No bairro da Machava onde morava com os filhos e a mãe, naquela casa que construiu lágrima após lágrima, tijolo após tijolo, bloco após bloco, choram a grande amiga e conselheria, depois de muito tê-la marginalizada porque seropositiva. Chamavam-na fantasma. Chamavam-na Sidinha. E ela chorava não tanto por ela, mas porque também os filhos eram vítimas da discriminação. “Os vizinhos não deixavam os meus filhos assistirem televisão por causa de mim, por causa da Sida!”.
Trabalhamos juntas, durante muitos anos, com muita cumplicidade e carinho. Com amizade.
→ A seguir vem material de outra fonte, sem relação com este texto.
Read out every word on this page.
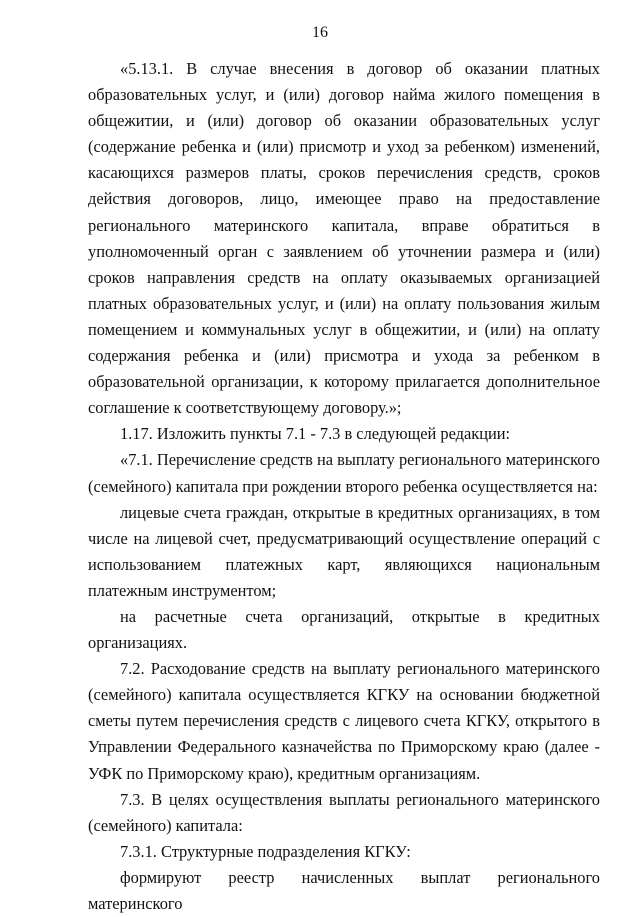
16

«5.13.1. В случае внесения в договор об оказании платных образовательных услуг, и (или) договор найма жилого помещения в общежитии, и (или) договор об оказании образовательных услуг (содержание ребенка и (или) присмотр и уход за ребенком) изменений, касающихся размеров платы, сроков перечисления средств, сроков действия договоров, лицо, имеющее право на предоставление регионального материнского капитала, вправе обратиться в уполномоченный орган с заявлением об уточнении размера и (или) сроков направления средств на оплату оказываемых организацией платных образовательных услуг, и (или) на оплату пользования жилым помещением и коммунальных услуг в общежитии, и (или) на оплату содержания ребенка и (или) присмотра и ухода за ребенком в образовательной организации, к которому прилагается дополнительное соглашение к соответствующему договору.»;

1.17. Изложить пункты 7.1 - 7.3 в следующей редакции:

«7.1. Перечисление средств на выплату регионального материнского (семейного) капитала при рождении второго ребенка осуществляется на:

лицевые счета граждан, открытые в кредитных организациях, в том числе на лицевой счет, предусматривающий осуществление операций с использованием платежных карт, являющихся национальным платежным инструментом;

на расчетные счета организаций, открытые в кредитных организациях.

7.2. Расходование средств на выплату регионального материнского (семейного) капитала осуществляется КГКУ на основании бюджетной сметы путем перечисления средств с лицевого счета КГКУ, открытого в Управлении Федерального казначейства по Приморскому краю (далее - УФК по Приморскому краю), кредитным организациям.

7.3. В целях осуществления выплаты регионального материнского (семейного) капитала:

7.3.1. Структурные подразделения КГКУ:

формируют реестр начисленных выплат регионального материнского
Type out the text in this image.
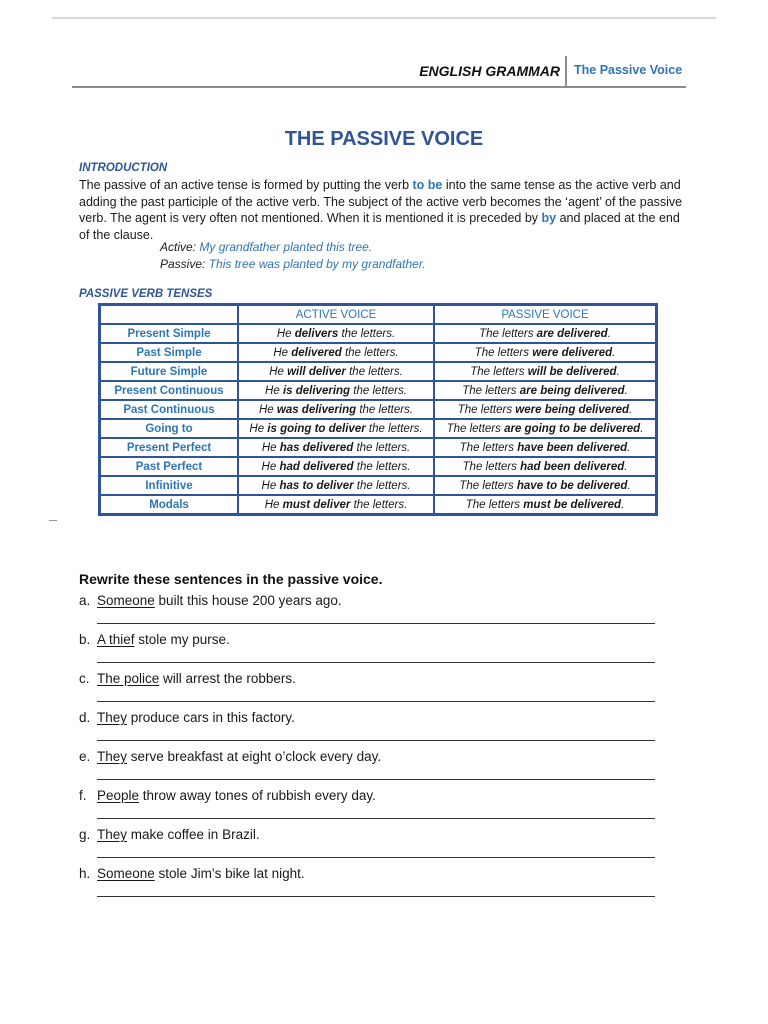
ENGLISH GRAMMAR The Passive Voice
THE PASSIVE VOICE
INTRODUCTION
The passive of an active tense is formed by putting the verb to be into the same tense as the active verb and adding the past participle of the active verb. The subject of the active verb becomes the ‘agent’ of the passive verb. The agent is very often not mentioned. When it is mentioned it is preceded by by and placed at the end of the clause.
Active: My grandfather planted this tree.
Passive: This tree was planted by my grandfather.
PASSIVE VERB TENSES
	ACTIVE VOICE	PASSIVE VOICE
Present Simple	He delivers the letters.	The letters are delivered.
Past Simple	He delivered the letters.	The letters were delivered.
Future Simple	He will deliver the letters.	The letters will be delivered.
Present Continuous	He is delivering the letters.	The letters are being delivered.
Past Continuous	He was delivering the letters.	The letters were being delivered.
Going to	He is going to deliver the letters.	The letters are going to be delivered.
Present Perfect	He has delivered the letters.	The letters have been delivered.
Past Perfect	He had delivered the letters.	The letters had been delivered.
Infinitive	He has to deliver the letters.	The letters have to be delivered.
Modals	He must deliver the letters.	The letters must be delivered.
Rewrite these sentences in the passive voice.
a. Someone built this house 200 years ago.
b. A thief stole my purse.
c. The police will arrest the robbers.
d. They produce cars in this factory.
e. They serve breakfast at eight o’clock every day.
f. People throw away tones of rubbish every day.
g. They make coffee in Brazil.
h. Someone stole Jim’s bike lat night.
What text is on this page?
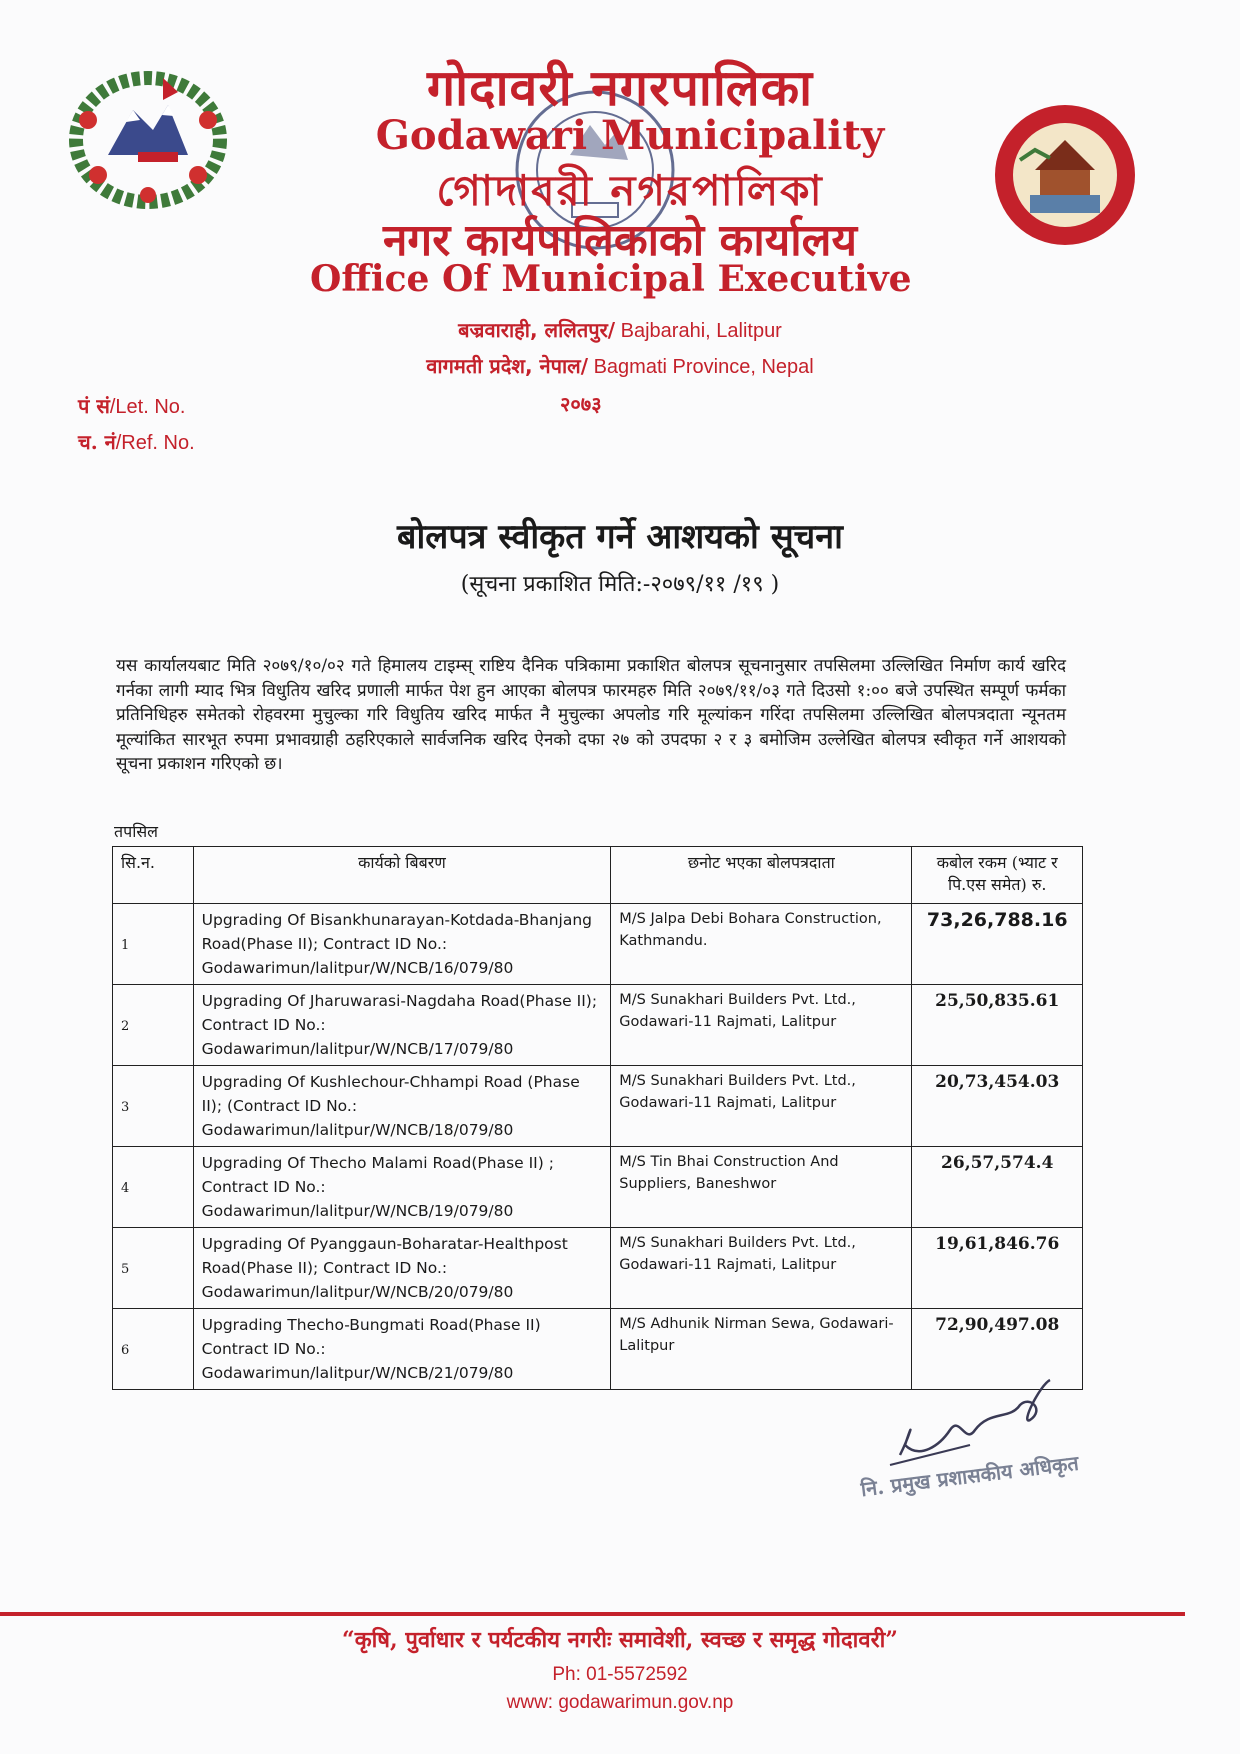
गोदावरी नगरपालिका
Godawari Municipality
গোদাবরী নগরপালিকা
नगर कार्यपालिकाको कार्यालय
Office Of Municipal Executive
बज्रवाराही, ललितपुर/ Bajbarahi, Lalitpur
वागमती प्रदेश, नेपाल/ Bagmati Province, Nepal
२०७३
पं सं/Let. No.
च. नं/Ref. No.
बोलपत्र स्वीकृत गर्ने आशयको सूचना
(सूचना प्रकाशित मिति:-२०७९/११ /१९ )
यस कार्यालयबाट मिति २०७९/१०/०२ गते हिमालय टाइम्स् राष्टिय दैनिक पत्रिकामा प्रकाशित बोलपत्र सूचनानुसार तपसिलमा उल्लिखित निर्माण कार्य खरिद गर्नका लागी म्याद भित्र विधुतिय खरिद प्रणाली मार्फत पेश हुन आएका बोलपत्र फारमहरु मिति २०७९/११/०३ गते दिउसो १:०० बजे उपस्थित सम्पूर्ण फर्मका प्रतिनिधिहरु समेतको रोहवरमा मुचुल्का गरि विधुतिय खरिद मार्फत नै मुचुल्का अपलोड गरि मूल्यांकन गरिंदा तपसिलमा उल्लिखित बोलपत्रदाता न्यूनतम मूल्यांकित सारभूत रुपमा प्रभावग्राही ठहरिएकाले सार्वजनिक खरिद ऐनको दफा २७ को उपदफा २ र ३ बमोजिम उल्लेखित बोलपत्र स्वीकृत गर्ने आशयको सूचना प्रकाशन गरिएको छ।
तपसिल
सि.न.	कार्यको बिबरण	छनोट भएका बोलपत्रदाता	कबोल रकम (भ्याट र पि.एस समेत) रु.
1	Upgrading Of Bisankhunarayan-Kotdada-Bhanjang Road(Phase II); Contract ID No.: Godawarimun/lalitpur/W/NCB/16/079/80	M/S Jalpa Debi Bohara Construction, Kathmandu.	73,26,788.16
2	Upgrading Of Jharuwarasi-Nagdaha Road(Phase II); Contract ID No.: Godawarimun/lalitpur/W/NCB/17/079/80	M/S Sunakhari Builders Pvt. Ltd., Godawari-11 Rajmati, Lalitpur	25,50,835.61
3	Upgrading Of Kushlechour-Chhampi Road (Phase II); (Contract ID No.: Godawarimun/lalitpur/W/NCB/18/079/80	M/S Sunakhari Builders Pvt. Ltd., Godawari-11 Rajmati, Lalitpur	20,73,454.03
4	Upgrading Of Thecho Malami Road(Phase II) ; Contract ID No.: Godawarimun/lalitpur/W/NCB/19/079/80	M/S Tin Bhai Construction And Suppliers, Baneshwor	26,57,574.4
5	Upgrading Of Pyanggaun-Boharatar-Healthpost Road(Phase II); Contract ID No.: Godawarimun/lalitpur/W/NCB/20/079/80	M/S Sunakhari Builders Pvt. Ltd., Godawari-11 Rajmati, Lalitpur	19,61,846.76
6	Upgrading Thecho-Bungmati Road(Phase II) Contract ID No.: Godawarimun/lalitpur/W/NCB/21/079/80	M/S Adhunik Nirman Sewa, Godawari-Lalitpur	72,90,497.08
नि. प्रमुख प्रशासकीय अधिकृत
“कृषि, पुर्वाधार र पर्यटकीय नगरीः समावेशी, स्वच्छ र समृद्ध गोदावरी”
Ph: 01-5572592
www: godawarimun.gov.np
Ana Maria Muhai tornou-se um dos mais importantes e conhecidos testemunhos do DREAM, o programa de luta contra o HIV/Sida e a má nutrição que a Comunidade de Sant’Egidio leva a cabo em Moçambique desde 2002. Ela foi uma das primeiríssimas pacientes, na casinha da Machava. Não há ninguém que não considere Ana Maria o ícone do DREAM e da luta contra o HIV. “Conto a minha história, eles podem ver com os seus olhos, que estou bem, que tenho força, que posso trabalhar. E mostro a fotografia de quando pesava 29 quilos. Explico-lhes a importância de cumprir com todos os conselhos que os médicos dão, de levar uma vida saudável. E os meus vizinhos agora vêm a minha casa, pedem-me conselhos e até me pedem sal...”
Um maldito cancro levou-a. Tinha 52 anos.